The way this field talks about these problems is using schema mappings. A schema mapping is a triple (S,T,\Sigma) [how do I do Greek in this thing, or maths for that matter?! never mind for now!]. S and T are the source and target schemas - let's be thinking about 2. for now - and Sigma is a set of dependencies. There are two kinds of dependencies: source-to-target dependencies Sigma_ST, which model transformation people might think of as the specification of a consistency relation that forms part of a model transformation, and constraints Sigma_T over the target schema, which we might think of as part of the target metamodel. (We see already an example of the common phenomenon that related problems in different areas often put their concept boundaries in different places: another kind of translation problem...)

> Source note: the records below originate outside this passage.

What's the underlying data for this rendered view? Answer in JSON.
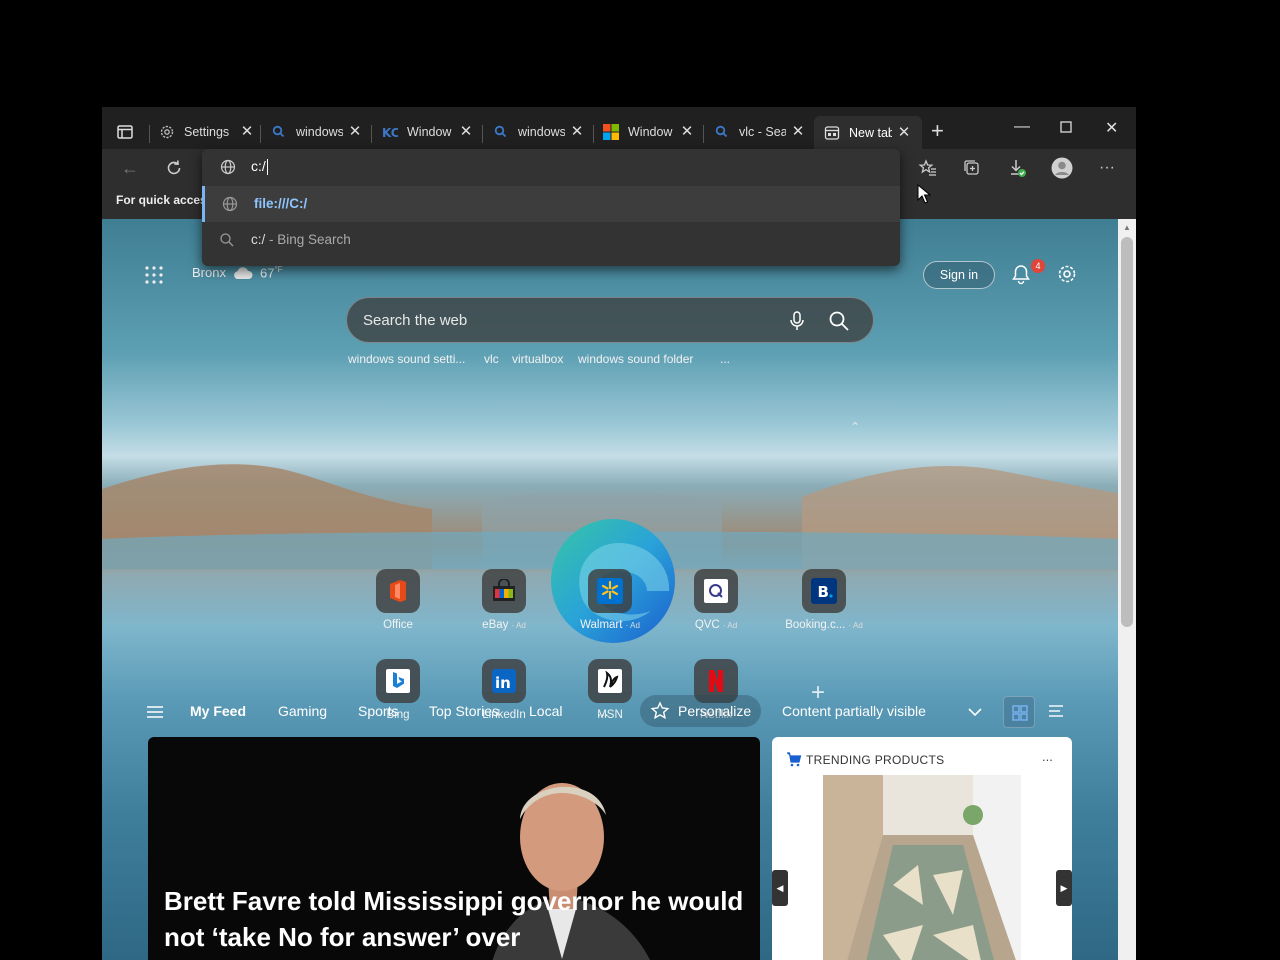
{
  "tabs": [
    {
      "title": "Settings",
      "icon": "gear-icon"
    },
    {
      "title": "windows",
      "icon": "search-icon"
    },
    {
      "title": "Window",
      "icon": "kc-logo-icon"
    },
    {
      "title": "windows",
      "icon": "search-icon"
    },
    {
      "title": "Window",
      "icon": "windows-logo-icon"
    },
    {
      "title": "vlc - Sea",
      "icon": "search-icon"
    },
    {
      "title": "New tab",
      "icon": "newtab-icon"
    }
  ],
  "favorites_bar": {
    "label": "For quick access"
  },
  "omnibox": {
    "value": "c:/",
    "suggestions": [
      {
        "text": "file:///C:/"
      },
      {
        "text": "c:/",
        "suffix": " - Bing Search"
      }
    ]
  },
  "newtab": {
    "location": "Bronx",
    "temperature": "67",
    "temp_unit": "°F",
    "sign_in": "Sign in",
    "notification_count": "4",
    "search_placeholder": "Search the web",
    "trending": [
      "windows sound setti...",
      "vlc",
      "virtualbox",
      "windows sound folder"
    ],
    "trending_more": "...",
    "tiles": [
      {
        "label": "Office",
        "ad": ""
      },
      {
        "label": "eBay",
        "ad": "· Ad"
      },
      {
        "label": "Walmart",
        "ad": "· Ad"
      },
      {
        "label": "QVC",
        "ad": "· Ad"
      },
      {
        "label": "Booking.c...",
        "ad": "· Ad"
      },
      {
        "label": "Bing",
        "ad": ""
      },
      {
        "label": "LinkedIn",
        "ad": ""
      },
      {
        "label": "MSN",
        "ad": ""
      },
      {
        "label": "Netflix",
        "ad": ""
      }
    ],
    "feed_nav": [
      "My Feed",
      "Gaming",
      "Sports",
      "Top Stories",
      "Local"
    ],
    "feed_more": "...",
    "personalize": "Personalize",
    "visibility": "Content partially visible",
    "headline": "Brett Favre told Mississippi governor he would not ‘take No for answer’ over",
    "trending_products": "TRENDING PRODUCTS",
    "trending_products_more": "..."
  },
  "colors": {
    "accent": "#7ab4f5",
    "badge": "#e0453a",
    "chrome_dark": "#202020",
    "toolbar": "#2e2e2e"
  }
}
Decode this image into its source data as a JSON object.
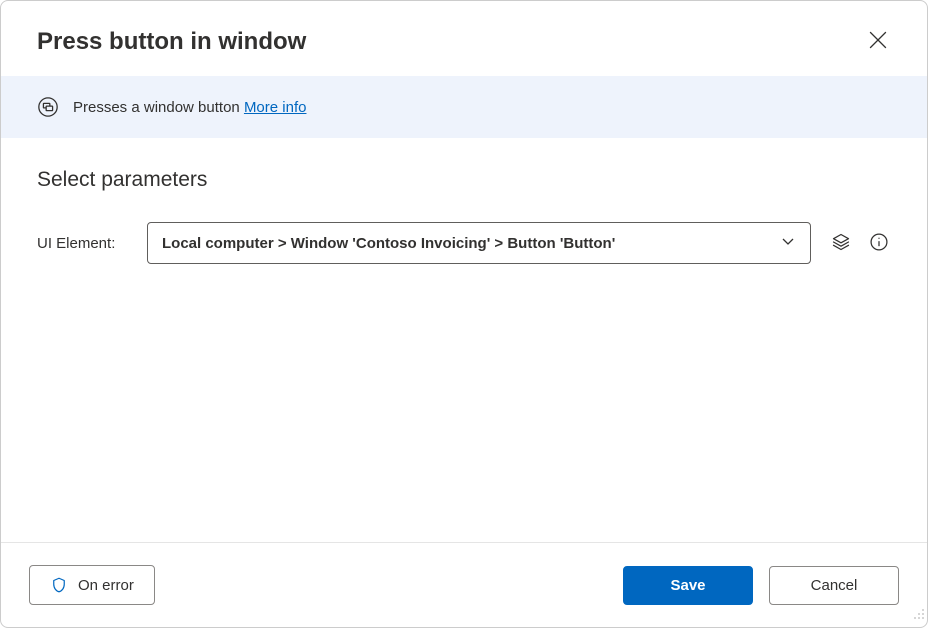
{
  "header": {
    "title": "Press button in window"
  },
  "info": {
    "description": "Presses a window button ",
    "link_label": "More info"
  },
  "parameters": {
    "section_title": "Select parameters",
    "ui_element_label": "UI Element:",
    "ui_element_value": "Local computer > Window 'Contoso Invoicing' > Button 'Button'"
  },
  "footer": {
    "on_error_label": "On error",
    "save_label": "Save",
    "cancel_label": "Cancel"
  }
}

Then the data exchange problem is to take this triple, and a model I for S, and create a model J for T which satisfies Sigma. We might say: given a pair of metamodels S (plus some constraints which are not specified because we're about to be given the data as well and it is guaranteed to satisfy whatever it has to: let's write S+) and T plus Sigma_T (let's write T+), and a consistency relation Sigma_ST, and a model I for S+, construct J which is a model for T+ such that (I,J) satisfy the consistency relation.

At this point, the database people observe that solutions may not exist, or if they exist, may not be unique, and they go on to define and study the existence-of-solutions problem which is: for a given M and I, does a solution J always exist? This is initially puzzling from a model transformation point of view, because in our world, we would not expect it to be useful to try to apply a model transformation which is defined only by its consistency relation. It's sort of the whole point that we have to have some way of choosing among solutions: we expect the consistency relation to be only part of the specification of a model transformation; we expect to add a constructive procedure of some kind to explain how to construct a target model, at which point non-existence is "just" a bug in the program. Still, I'd like to be able to say confidently whether or not we can write transformations which are not actually executable (at all, never mind non-determinacy) in (fragments of) our favourite bidirectional transformation languages, so maybe it would be useful to think about this more.

Back in the database world, they observe that there's an important question concerning the language in which the constraints are written. FOL is too strong - the existence of solutions problem is undecidable - so they look at fragments. It turns out that what happens is very sensitive to which fragment they choose.

Time to go to the next talk; maybe even more anon. Do let me know if you're reading this: perhaps I should offer a small prize for the first comment.